There are many case laws related to obscenity in India. Like many other concepts and conventions, the meaning of obscenity changes from case to case. Some famous example and recent examples of Obscenity mentioned below:
- Milind Soman, a youth icon, actor and model, recently posted a picture of himself on his Twitter handle in which he is running nude on the Goa beach in the state to mark his birthday with a Caption – Happy Birthday to me, 55 and running. He was arrested by the Goa Police under section 294 of IPC for promoting the obscene act in a public place and also section 67 of Information and Technology act for publication of obscene content on the social media but according to him, he was promoting his fitness. (see here)
- Recently, the Goa Police had arrested actor and model Poonam Pandey and her Husband for allegedly trespassing on government property and shooting an objectionable video at a dam in South Goa.
- In 2018, there was a case relating to obscenity AIB Roast Obscenity case, in which, many Bollywood celebrities like Ranveer Singh, Arjun Kapoor, Deepika Padukone and famous director Karan Johar and many others were accused in an obscenity case.
Some famous Landmark Judgment related to Obscenity are mentioned below:
- Aveek Sarkar v.
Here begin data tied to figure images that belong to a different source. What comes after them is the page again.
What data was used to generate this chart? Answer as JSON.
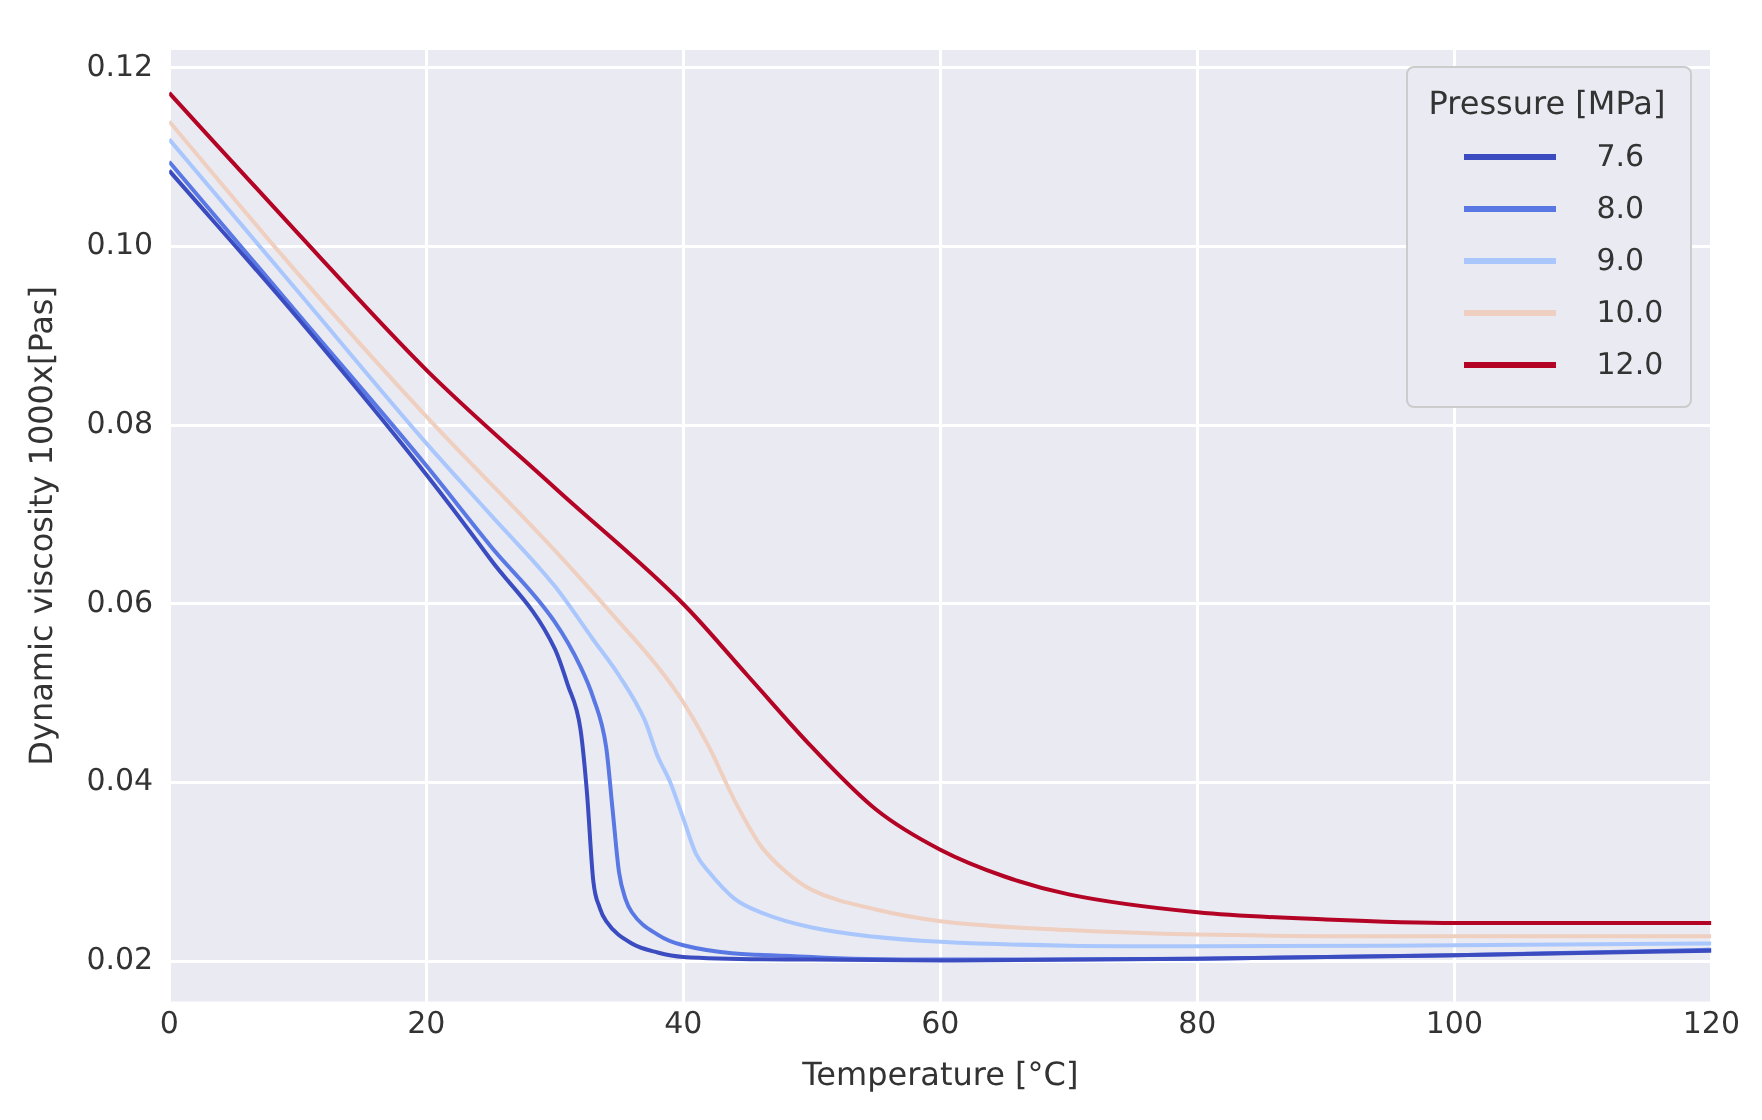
{
  "chart_data": {
    "type": "line",
    "xlabel": "Temperature [°C]",
    "ylabel": "Dynamic viscosity 1000x[Pas]",
    "legend_title": "Pressure [MPa]",
    "legend": "top right",
    "grid": true,
    "marker": "none",
    "line_style": "solid",
    "xlim": [
      0,
      120
    ],
    "xticks": [
      0,
      20,
      40,
      60,
      80,
      100,
      120
    ],
    "ylim": [
      0.0155,
      0.122
    ],
    "yticks": [
      0.02,
      0.04,
      0.06,
      0.08,
      {
        "value": 0.1,
        "label": "0.10"
      },
      0.12
    ],
    "series": [
      {
        "name": "7.6",
        "color": "#3b4cc0",
        "x": [
          0,
          10,
          20,
          25,
          30,
          31,
          32,
          32.5,
          33,
          33.5,
          34,
          36,
          38,
          40,
          50,
          60,
          80,
          100,
          120
        ],
        "values": [
          0.1085,
          0.092,
          0.0745,
          0.065,
          0.055,
          0.051,
          0.046,
          0.039,
          0.029,
          0.026,
          0.0245,
          0.022,
          0.021,
          0.0205,
          0.0202,
          0.0201,
          0.0203,
          0.0207,
          0.0212
        ]
      },
      {
        "name": "8.0",
        "color": "#5a78e4",
        "x": [
          0,
          10,
          20,
          25,
          30,
          32,
          33,
          34,
          34.5,
          35,
          35.5,
          36,
          38,
          40,
          50,
          60,
          80,
          100,
          120
        ],
        "values": [
          0.1095,
          0.0925,
          0.0755,
          0.0665,
          0.058,
          0.053,
          0.0495,
          0.044,
          0.037,
          0.03,
          0.027,
          0.0255,
          0.023,
          0.0218,
          0.0205,
          0.0202,
          0.0203,
          0.0207,
          0.0213
        ]
      },
      {
        "name": "9.0",
        "color": "#aac7fd",
        "x": [
          0,
          10,
          20,
          25,
          30,
          33,
          35,
          37,
          38,
          39,
          40,
          41,
          42,
          44,
          46,
          50,
          60,
          80,
          100,
          120
        ],
        "values": [
          0.112,
          0.095,
          0.078,
          0.07,
          0.062,
          0.056,
          0.052,
          0.047,
          0.043,
          0.04,
          0.036,
          0.032,
          0.03,
          0.027,
          0.0255,
          0.0238,
          0.0222,
          0.0217,
          0.0218,
          0.022
        ]
      },
      {
        "name": "10.0",
        "color": "#efcfbf",
        "x": [
          0,
          10,
          20,
          30,
          35,
          38,
          40,
          42,
          44,
          46,
          48,
          50,
          55,
          60,
          70,
          80,
          100,
          120
        ],
        "values": [
          0.114,
          0.097,
          0.081,
          0.066,
          0.058,
          0.053,
          0.049,
          0.044,
          0.038,
          0.033,
          0.03,
          0.028,
          0.0258,
          0.0245,
          0.0235,
          0.023,
          0.0228,
          0.0228
        ]
      },
      {
        "name": "12.0",
        "color": "#b40426",
        "x": [
          0,
          10,
          20,
          30,
          40,
          45,
          50,
          55,
          60,
          65,
          70,
          80,
          90,
          100,
          120
        ],
        "values": [
          0.1172,
          0.1015,
          0.0862,
          0.073,
          0.06,
          0.052,
          0.044,
          0.037,
          0.0325,
          0.0295,
          0.0275,
          0.0255,
          0.0247,
          0.0243,
          0.0243
        ]
      }
    ]
  }
}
State of West Bengal (see here) in this case a German Magazine published a photograph of Boris Becker, a renowned tennis player, posing nude with his fiancée Barbara Feltus, an actress covering her breasts with his hand. The picture was taken by Feltus’ father. The article that contained this image was republished in the Indian newspapers and magazine. After this, a complaint was filed against the newspaper under Section 292 of IPC. But the Supreme Court of India ruled that the half-nude image of Boris Becker with his fiancée was not obscene, after applying the community standard test, and the reason is that the image is not obscene because it did not excite sexual passion or to deprave or corrupt minds of people.
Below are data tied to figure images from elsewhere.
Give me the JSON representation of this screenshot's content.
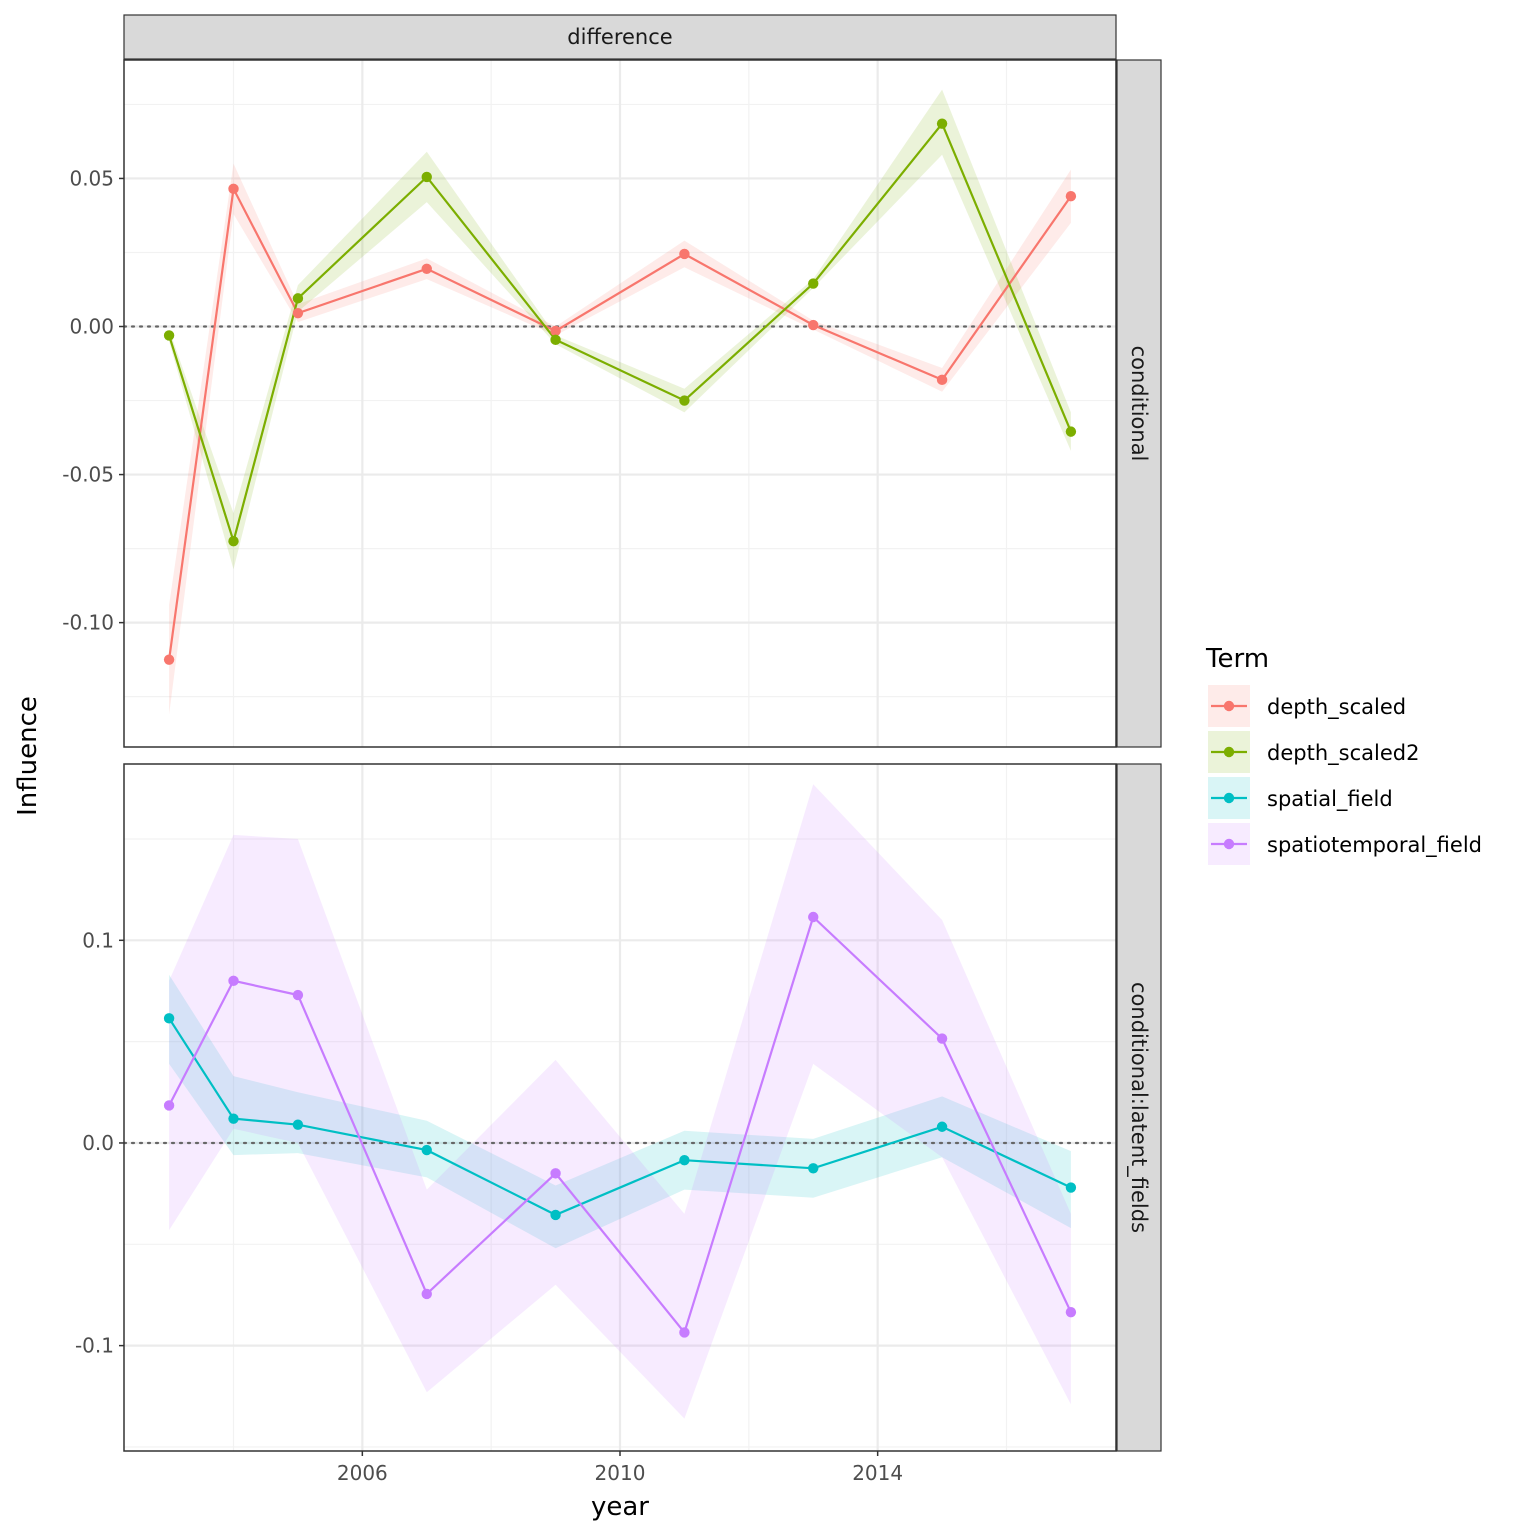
{
  "chart_data": {
    "type": "line",
    "column_strip": "difference",
    "xlabel": "year",
    "ylabel": "Influence",
    "x_ticks": [
      2006,
      2010,
      2014
    ],
    "xlim": [
      2002.3,
      2017.7
    ],
    "legend": {
      "title": "Term",
      "placement": "right",
      "entries": [
        "depth_scaled",
        "depth_scaled2",
        "spatial_field",
        "spatiotemporal_field"
      ]
    },
    "colors": {
      "depth_scaled": "#F8766D",
      "depth_scaled2": "#7CAE00",
      "spatial_field": "#00BFC4",
      "spatiotemporal_field": "#C77CFF"
    },
    "zero_line": "dotted",
    "grid": true,
    "panels": [
      {
        "strip": "conditional",
        "ylim": [
          -0.142,
          0.09
        ],
        "y_ticks": [
          -0.1,
          -0.05,
          0.0,
          0.05
        ],
        "y_tick_labels": [
          "-0.10",
          "-0.05",
          "0.00",
          "0.05"
        ],
        "series": [
          {
            "name": "depth_scaled",
            "x": [
              2003,
              2004,
              2005,
              2007,
              2009,
              2011,
              2013,
              2015,
              2017
            ],
            "y": [
              -0.1125,
              0.0465,
              0.0045,
              0.0195,
              -0.0015,
              0.0245,
              0.0005,
              -0.018,
              0.044
            ],
            "lower": [
              -0.131,
              0.038,
              0.0015,
              0.016,
              -0.003,
              0.02,
              -0.001,
              -0.022,
              0.035
            ],
            "upper": [
              -0.094,
              0.055,
              0.0075,
              0.023,
              0.0,
              0.029,
              0.002,
              -0.014,
              0.053
            ]
          },
          {
            "name": "depth_scaled2",
            "x": [
              2003,
              2004,
              2005,
              2007,
              2009,
              2011,
              2013,
              2015,
              2017
            ],
            "y": [
              -0.003,
              -0.0725,
              0.0095,
              0.0505,
              -0.0045,
              -0.025,
              0.0145,
              0.0685,
              -0.0355
            ],
            "lower": [
              -0.005,
              -0.082,
              0.005,
              0.042,
              -0.006,
              -0.029,
              0.013,
              0.058,
              -0.042
            ],
            "upper": [
              -0.001,
              -0.063,
              0.014,
              0.059,
              -0.003,
              -0.021,
              0.016,
              0.08,
              -0.029
            ]
          }
        ]
      },
      {
        "strip": "conditional:latent_fields",
        "ylim": [
          -0.152,
          0.187
        ],
        "y_ticks": [
          -0.1,
          0.0,
          0.1
        ],
        "y_tick_labels": [
          "-0.1",
          "0.0",
          "0.1"
        ],
        "series": [
          {
            "name": "spatial_field",
            "x": [
              2003,
              2004,
              2005,
              2007,
              2009,
              2011,
              2013,
              2015,
              2017
            ],
            "y": [
              0.0615,
              0.012,
              0.009,
              -0.0035,
              -0.0355,
              -0.0085,
              -0.0125,
              0.008,
              -0.022
            ],
            "lower": [
              0.039,
              -0.006,
              -0.005,
              -0.017,
              -0.052,
              -0.023,
              -0.027,
              -0.007,
              -0.042
            ],
            "upper": [
              0.083,
              0.033,
              0.025,
              0.011,
              -0.021,
              0.006,
              0.002,
              0.023,
              -0.004
            ]
          },
          {
            "name": "spatiotemporal_field",
            "x": [
              2003,
              2004,
              2005,
              2007,
              2009,
              2011,
              2013,
              2015,
              2017
            ],
            "y": [
              0.0185,
              0.08,
              0.073,
              -0.0745,
              -0.015,
              -0.0935,
              0.1115,
              0.0515,
              -0.0835
            ],
            "lower": [
              -0.043,
              0.007,
              0.0,
              -0.123,
              -0.07,
              -0.136,
              0.039,
              -0.007,
              -0.129
            ],
            "upper": [
              0.08,
              0.152,
              0.15,
              -0.023,
              0.041,
              -0.035,
              0.177,
              0.11,
              -0.035
            ]
          }
        ]
      }
    ]
  }
}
- Ranjeet D. Udeshi v. State of Maharashtra 1964 (see here) In this case, Ranjeet D. Udeshi is one of the owners of the bookstall. At that time, there was a book named Lady Chatterley’s Lover (see here) which was banned because the book had some obscene content and he found some copies of the book. He was guilty under Section 292 of IPC, in his appeal in the highest Court he contended that: (1) the section was void because it violated the freedom of speech and expression guaranteed under Article 19(1)(a) of the constitution of India. (2) even if the section was lawful, the book was not obscene content. (3) it must be pointed out by the plaintiff that he sold the book with the motive to corrupt the buyer and that he knew that the book was not obscene.
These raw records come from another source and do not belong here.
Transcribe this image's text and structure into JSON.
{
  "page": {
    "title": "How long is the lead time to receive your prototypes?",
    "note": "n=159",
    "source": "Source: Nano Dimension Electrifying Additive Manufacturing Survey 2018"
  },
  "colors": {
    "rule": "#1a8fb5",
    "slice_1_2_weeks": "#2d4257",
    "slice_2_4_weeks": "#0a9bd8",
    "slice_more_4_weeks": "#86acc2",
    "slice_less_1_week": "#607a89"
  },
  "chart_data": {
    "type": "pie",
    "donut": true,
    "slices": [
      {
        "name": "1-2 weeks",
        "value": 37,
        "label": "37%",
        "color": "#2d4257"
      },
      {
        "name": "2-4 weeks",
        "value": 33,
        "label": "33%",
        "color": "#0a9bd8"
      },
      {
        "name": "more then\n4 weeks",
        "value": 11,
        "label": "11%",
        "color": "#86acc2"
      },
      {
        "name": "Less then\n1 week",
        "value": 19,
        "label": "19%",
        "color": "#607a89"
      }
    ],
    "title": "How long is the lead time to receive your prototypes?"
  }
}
- Bobby Art International v. Omphal Singh Hoon 1994 (see here)
The word obscenity is from one of those words whose meanings are vague or not clear in our Indian Law. What is obscene content or not totally depends upon the lawyers and the judges and how they interpret the word obscene. It is true that the definition of word obscenity would change from time to time. What is obscene in the present day should not be treated as obscene in the future. We know laws have to change from time to time but there is a need for a proper definition of obscenity. It is too important to mention in the present time the appropriate degree of obscenity in movies, web shows, arts, images or pictures, literature, has not yet been defined in our country.
In our country, where multiple religions and cultures exist, there is bound to conflict among them. When these types of issues relating to someone’s culture or religion are touched and the artists express their ideas or views over these types of sensitive issues, they should not be intercepted merely because these are serious issues and they might hurt the sentiment of certain groups or communities. All the works relating to art, literature, etc. do not generate hatred among the people. Sometimes it is necessary to educate the people in a manner which is subtle and gentle to reduce the tension in our society.